The art of preserving also comes with a valuable lesson in home economics.
“Lots of young people don’t even know what it means to set up a ‘pantry,’” she said. “It’s important to purchase a stash of the basics—flours, cornmeal, certain spices—instead of wasting time and ingredients by grocery shopping for individual recipes.”
In lieu of relying on Internet recipes from sources like Pinterest, which she says often lack expertise or knowledge about balancing flavor profiles, Poole turns to old Southern Living cookbooks, or else from tried-and-true discoveries she’s made by herself along the way.
Christina Leo
“When you’re making cordials,” she said, pouring small tasting glasses of vaporous cherry bounce fragrant as Christmastime, “you’ve got to use what’s called Saigon cinnamon. Not that powdery store stuff. That, and vanilla bean paste. It’s a bit expensive, but the flavor is like nothing else, and totally worth it.”
Aged for one year in jars packed to the brim with fruit, the liquors are sweet and fiery in their turn, preferred with a vodka base by some, and a brandy base by others, and usually sipped after dinner as a digestif. Anyone familiar with Diana Barry’s accidental imbibing of the raspberry variety in Anne of Green Gables—(even if, okay okay, it turned out to be currant wine)—will know just how quickly these little sugar bombs can actually strike.
“Back in the day, cordial was the only alcohol a woman could drink respectably in public,” said Poole. “Or it might be one of the only forms of medicine you’d have available in the house.”
[Try this recipe: Bread and butter chanterelle pickle]
Before being boiled, fermented, or infused, the ingredients housed in Poole’s jars and bottles and bags begin life in her backyard, a well-groomed jungle of nearly every vegetable, herb, and occasional berry or fruit found in any traditional Louisiana kitchen.
“It’s been a trial by murder over the years,” she said, “but you figure it out eventually.”

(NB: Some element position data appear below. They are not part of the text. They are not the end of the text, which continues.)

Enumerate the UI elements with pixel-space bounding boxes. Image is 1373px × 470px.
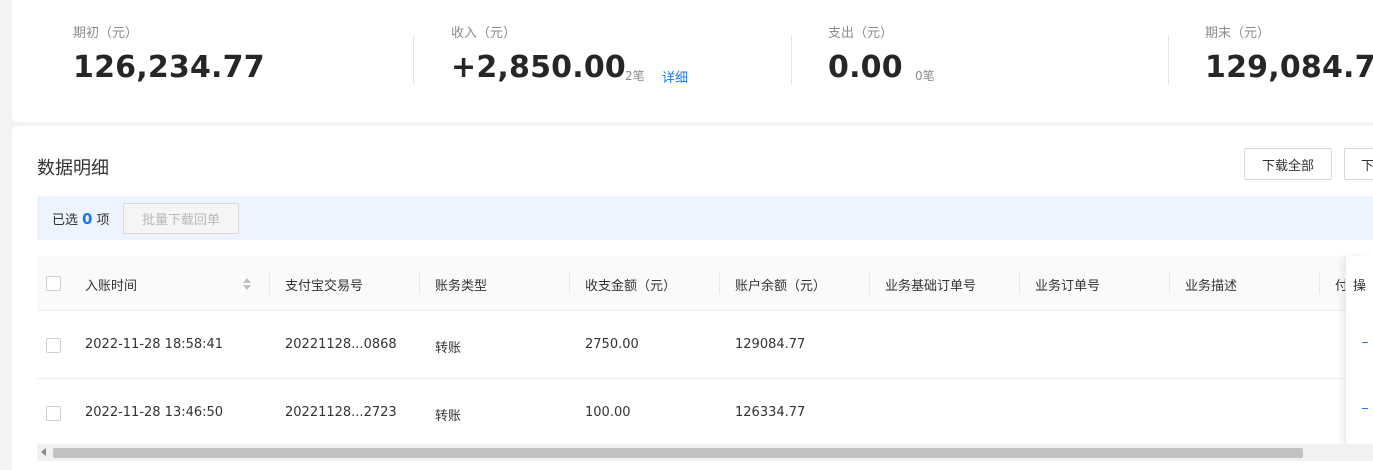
closing-balance-label: 期末（元）	[1205, 26, 1271, 41]
column-header-amount: 收支金额（元）	[585, 279, 677, 294]
table-row: 2022-11-28 13:46:50 20221128...2723 转账 1…	[37, 379, 1373, 446]
scroll-left-arrow-icon[interactable]	[41, 448, 46, 456]
cell-type: 转账	[435, 409, 462, 424]
cell-trade-no: 20221128...0868	[285, 337, 397, 352]
row-action-link[interactable]	[1362, 408, 1368, 409]
cell-type: 转账	[435, 341, 462, 356]
scrollbar-thumb[interactable]	[53, 448, 1303, 458]
column-separator	[1019, 272, 1020, 294]
income-count: 2笔	[625, 69, 645, 83]
stat-divider	[791, 35, 792, 85]
column-separator	[569, 272, 570, 294]
cell-balance: 129084.77	[735, 337, 806, 352]
row-checkbox[interactable]	[46, 338, 61, 353]
download-button[interactable]: 下	[1344, 148, 1373, 180]
selection-bar: 已选 0 项 批量下载回单	[37, 196, 1373, 240]
table-row: 2022-11-28 18:58:41 20221128...0868 转账 2…	[37, 312, 1373, 379]
cell-amount: 100.00	[585, 405, 631, 420]
selection-suffix: 项	[96, 213, 110, 228]
column-header-time[interactable]: 入账时间	[85, 275, 137, 294]
income-value: +2,850.00	[451, 50, 626, 85]
cell-amount: 2750.00	[585, 337, 639, 352]
income-detail-link[interactable]: 详细	[662, 67, 688, 86]
cell-time: 2022-11-28 18:58:41	[85, 337, 224, 352]
expense-label: 支出（元）	[828, 26, 894, 41]
column-header-base-order-no: 业务基础订单号	[885, 279, 977, 294]
column-header-balance: 账户余额（元）	[735, 279, 827, 294]
stat-divider	[1168, 35, 1169, 85]
expense-value: 0.00	[828, 50, 903, 85]
opening-balance-value: 126,234.77	[73, 50, 265, 85]
closing-balance-value: 129,084.77	[1205, 50, 1373, 85]
column-header-order-no: 业务订单号	[1035, 279, 1101, 294]
column-separator	[719, 272, 720, 294]
selection-prefix: 已选	[52, 213, 79, 228]
column-header-description: 业务描述	[1185, 279, 1238, 294]
batch-download-receipts-button[interactable]: 批量下载回单	[123, 203, 239, 234]
section-title: 数据明细	[37, 158, 109, 179]
detail-card: 数据明细 下载全部 下 已选 0 项 批量下载回单 入账时间 支付宝交易号 账务类型…	[12, 126, 1373, 470]
cell-balance: 126334.77	[735, 405, 806, 420]
column-header-type: 账务类型	[435, 279, 488, 294]
expense-count: 0笔	[915, 69, 935, 83]
row-action-link[interactable]	[1362, 342, 1368, 343]
column-separator	[1319, 272, 1320, 294]
cell-time: 2022-11-28 13:46:50	[85, 405, 224, 420]
summary-card: 期初（元） 126,234.77 收入（元） +2,850.00 2笔 详细 支…	[12, 0, 1373, 122]
row-checkbox[interactable]	[46, 406, 61, 421]
column-separator	[1169, 272, 1170, 294]
horizontal-scrollbar[interactable]	[37, 444, 1373, 461]
actions-column: 操	[1345, 256, 1373, 446]
select-all-checkbox[interactable]	[46, 276, 61, 291]
table-header: 入账时间 支付宝交易号 账务类型 收支金额（元） 账户余额（元） 业务基础订单号…	[37, 256, 1373, 311]
column-separator	[419, 272, 420, 294]
income-label: 收入（元）	[451, 26, 517, 41]
cell-trade-no: 20221128...2723	[285, 405, 397, 420]
sort-icon[interactable]	[242, 276, 252, 292]
column-header-trade-no: 支付宝交易号	[285, 279, 364, 294]
column-separator	[869, 272, 870, 294]
column-separator	[269, 272, 270, 294]
column-header-actions: 操	[1353, 279, 1367, 294]
stat-divider	[413, 35, 414, 85]
opening-balance-label: 期初（元）	[73, 26, 139, 41]
selection-count: 0	[82, 210, 93, 228]
selection-summary: 已选 0 项	[52, 209, 109, 228]
download-all-button[interactable]: 下载全部	[1244, 148, 1332, 180]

Mint grows in tyrannical sprawls, intertwined with its different varieties scented with chocolate, wintergreen, and pineapple. Lemon verbena practically weeps with summertime when snapped in half, sprays of Jamaican Malabar spinach crawl up a gazebo like so many landlocked waterlilies, carrots take the brunt of nematodes to protect the tomatoes, green beans spilleth over, eggplant shines, celery goes to seed, coriander waits to be plucked from cilantro, thornless blackberries crouch in the distance, guava and key limes huddle in the shade by a statue, basil and thyme and rosemary and garlic chives emanate a cologne in the fountain-ruffled air by the pool, lilies make a name as the most resilient of Southern flowers, and the firm leaves of papyrus peep over them all like Nile tourists lost in a crowd. All of it useful, all of it lovely.
In Poole’s words: Like a home-cooked meal, the best plants aren’t necessarily ones you grow from seedlings, but ones you receive as gifts.
“I can’t explain it,” she said, “but they’re always the ones that’ll last you forever.”